4. Expensive & Time-Consuming

One of the drawbacks of marketing mix modeling is that it can be quite time-consuming. It takes weeks to compile all of the data and do the necessary data cleaning to get it into the right format for modeling. In addition stakeholders need to be consulted across the business, to absorb domain knowledge and understand how the model will be used to make decisions. Finally the model has to be built and then tested, before making changes to improve accuracy and explain implausible results. This process can take a significant amount of time and resources and usually needs to involve one or many technical people like statisticians, data scientists, and software engineers. The costs can add up, which is why traditionally most companies only did MMM once per year.

We’ve found that the best way to make MMM more economically viable is to amortize the cost of building a model over time, by automating each stage of the process as much as possible. That way when the model is built, you don’t need to redo all the work again next year: you can have it automatically running in the background, updating every week or two with fresh data so you can make better budget allocation decisions in real-time. We have slowly found ways to standardize and automate the data collection process, connecting into marketing platforms and data warehouses via API in order to pull the data automatically. In addition, the work we’ve done on our modeling algorithm leaves us reasonably confident that once it’s running, it can continue to deliver actionable insights with limited human intervention. 

5. Interpreting Results

One limitation of marketing mix modeling is that it can be quite complex. This complexity can make it difficult to understand and interpret the results of the analysis. This is the primary reason why marketing mix modeling is not more widely used. Though the release of open source libraries by Meta, Google, and Uber have helped make the marketing community aware of MMM, there’s still a lot of work to be done to educate marketers on the technique, and abstract away a lot of that complexity behind software like Recast, which empowers marketers to make budget allocation decisions without needing a data science team or statistics training.

We’ve found the key to making MMMs actionable is in the end-game, after the model is built. Most vendors ignore this stage, as they are often just relieved to have actually delivered a working model. At Recast the key tool in our arsenal is our budget optimizer, which lets marketers simulate different budget allocation scenarios and see what marketing mix would give them the best chance of hitting their targets.
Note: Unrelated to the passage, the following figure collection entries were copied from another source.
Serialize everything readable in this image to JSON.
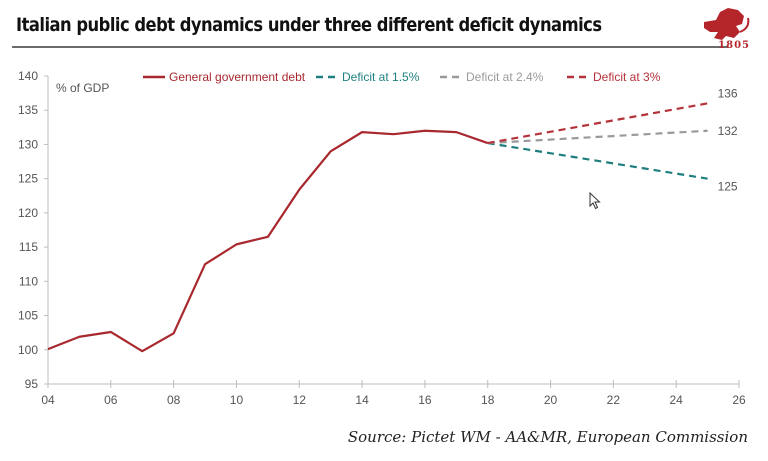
{
  "header": {
    "title": "Italian public debt dynamics under three different deficit dynamics",
    "logo_year": "1805"
  },
  "footer": {
    "source": "Source: Pictet WM - AA&MR, European Commission"
  },
  "chart_data": {
    "type": "line",
    "title": "Italian public debt dynamics under three different deficit dynamics",
    "ylabel": "% of GDP",
    "xlabel": "",
    "xlim": [
      2004,
      2026
    ],
    "ylim": [
      95,
      140
    ],
    "yticks": [
      95,
      100,
      105,
      110,
      115,
      120,
      125,
      130,
      135,
      140
    ],
    "xticks": [
      2004,
      2006,
      2008,
      2010,
      2012,
      2014,
      2016,
      2018,
      2020,
      2022,
      2024,
      2026
    ],
    "xtick_labels": [
      "04",
      "06",
      "08",
      "10",
      "12",
      "14",
      "16",
      "18",
      "20",
      "22",
      "24",
      "26"
    ],
    "grid": false,
    "legend_position": "top",
    "series": [
      {
        "name": "General government debt",
        "style": "solid",
        "color": "#a8282e",
        "x": [
          2004,
          2005,
          2006,
          2007,
          2008,
          2009,
          2010,
          2011,
          2012,
          2013,
          2014,
          2015,
          2016,
          2017,
          2018
        ],
        "values": [
          100.1,
          101.9,
          102.6,
          99.8,
          102.4,
          112.5,
          115.4,
          116.5,
          123.4,
          129.0,
          131.8,
          131.5,
          132.0,
          131.8,
          130.2
        ]
      },
      {
        "name": "Deficit at 1.5%",
        "style": "dashed",
        "color": "#1f7f7f",
        "x": [
          2018,
          2025
        ],
        "values": [
          130.2,
          125
        ],
        "end_label": "125"
      },
      {
        "name": "Deficit at 2.4%",
        "style": "dashed",
        "color": "#9a9a9a",
        "x": [
          2018,
          2025
        ],
        "values": [
          130.2,
          132
        ],
        "end_label": "132"
      },
      {
        "name": "Deficit at 3%",
        "style": "dashed",
        "color": "#b5323a",
        "x": [
          2018,
          2025
        ],
        "values": [
          130.2,
          136
        ],
        "end_label": "136"
      }
    ]
  }
}
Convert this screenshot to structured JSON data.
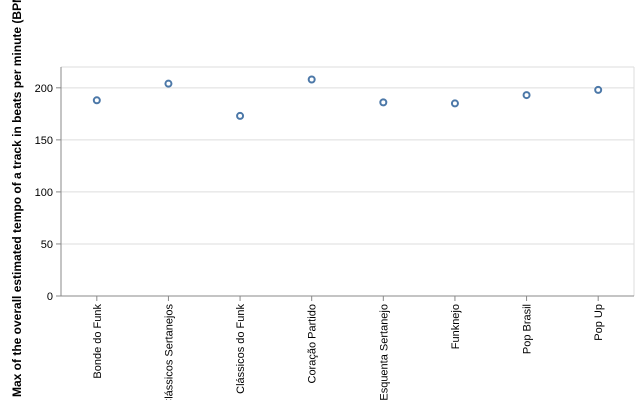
{
  "chart_data": {
    "type": "scatter",
    "categories": [
      "Bonde do Funk",
      "Clássicos Sertanejos",
      "Clássicos do Funk",
      "Coração Partido",
      "Esquenta Sertanejo",
      "Funknejo",
      "Pop Brasil",
      "Pop Up"
    ],
    "values": [
      188,
      204,
      173,
      208,
      186,
      185,
      193,
      198
    ],
    "ylabel": "Max of the overall estimated tempo of a track in beats per minute (BPM)",
    "xlabel": "",
    "ylim": [
      0,
      220
    ],
    "yticks": [
      0,
      50,
      100,
      150,
      200
    ],
    "grid": true,
    "marker": "open-circle",
    "color": "#4c78a8"
  }
}
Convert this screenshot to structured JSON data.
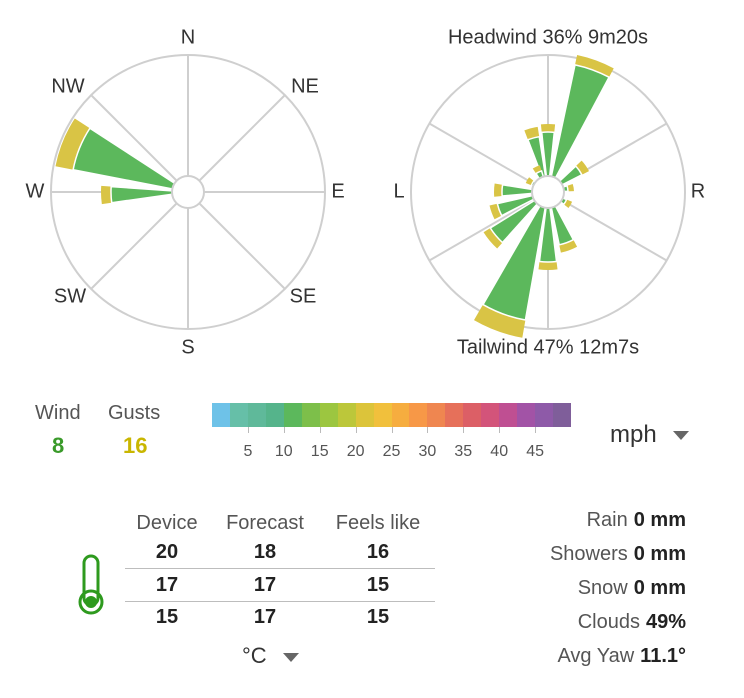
{
  "left_rose": {
    "directions": {
      "n": "N",
      "ne": "NE",
      "e": "E",
      "se": "SE",
      "s": "S",
      "sw": "SW",
      "w": "W",
      "nw": "NW"
    }
  },
  "right_rose": {
    "headwind": "Headwind 36% 9m20s",
    "tailwind": "Tailwind 47% 12m7s",
    "left": "L",
    "right": "R"
  },
  "wind": {
    "label": "Wind",
    "value": "8",
    "color": "#3a9a2a"
  },
  "gusts": {
    "label": "Gusts",
    "value": "16",
    "color": "#c9b600"
  },
  "scale": {
    "ticks": [
      "5",
      "10",
      "15",
      "20",
      "25",
      "30",
      "35",
      "40",
      "45"
    ],
    "colors": [
      "#6ec2e8",
      "#66bfa8",
      "#5fb99a",
      "#55b48b",
      "#5cb85c",
      "#7dbf4a",
      "#9cc640",
      "#bcc73a",
      "#dcc43a",
      "#f1c03c",
      "#f6ad3f",
      "#f79847",
      "#ef8650",
      "#e6705a",
      "#dc5f66",
      "#d3547a",
      "#bf4f92",
      "#a253a6",
      "#8e5aa8",
      "#7f5e9a"
    ]
  },
  "units": {
    "speed": "mph",
    "temp": "°C"
  },
  "temps": {
    "headers": [
      "Device",
      "Forecast",
      "Feels like"
    ],
    "rows": [
      [
        "20",
        "18",
        "16"
      ],
      [
        "17",
        "17",
        "15"
      ],
      [
        "15",
        "17",
        "15"
      ]
    ]
  },
  "stats": [
    {
      "label": "Rain",
      "value": "0 mm"
    },
    {
      "label": "Showers",
      "value": "0 mm"
    },
    {
      "label": "Snow",
      "value": "0 mm"
    },
    {
      "label": "Clouds",
      "value": "49%"
    },
    {
      "label": "Avg Yaw",
      "value": "11.1°"
    }
  ],
  "icons": {
    "thermometer": "thermometer-icon",
    "units_dropdown": "caret-down-icon"
  }
}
Most practitioners enjoy solving statistics problems, but it’s easy to forget that math is just a means to an end. Giving marketers the ability to make accurate forecasts about the future is what MMM is for, and it must empower them to make better decisions or the entire exercise was a waste.

Conclusion

Marketing mix modeling doesn’t handle new channels well out of the box. This is because new channels don’t have enough data, MMM practitioners don’t know much about how they work, and the standard MMM algorithms don’t account for changing performance over time. Compounding these issues are the facts that MMM is complex and can be time-consuming and expensive work. Even if you make it to the end of the process, a model is useless if it doesn’t inspire marketers to take action.

Thankfully MMM is being upgraded by new vendors like Recast, and modern consumer brands who demand more insight into new channel performance. Using Bayesian methods to set priors is key to getting the flexibility needed to account for new channels in your model. As well as modeling new channels based on the performance of existing channels, priors can also be utilized to allow channel performance to vary over time. Once you have a system like this in production, with data pulled in and cleaned automatically, MMM can be a viable option for automatically reporting on the effectiveness of any new channels you plan to launch.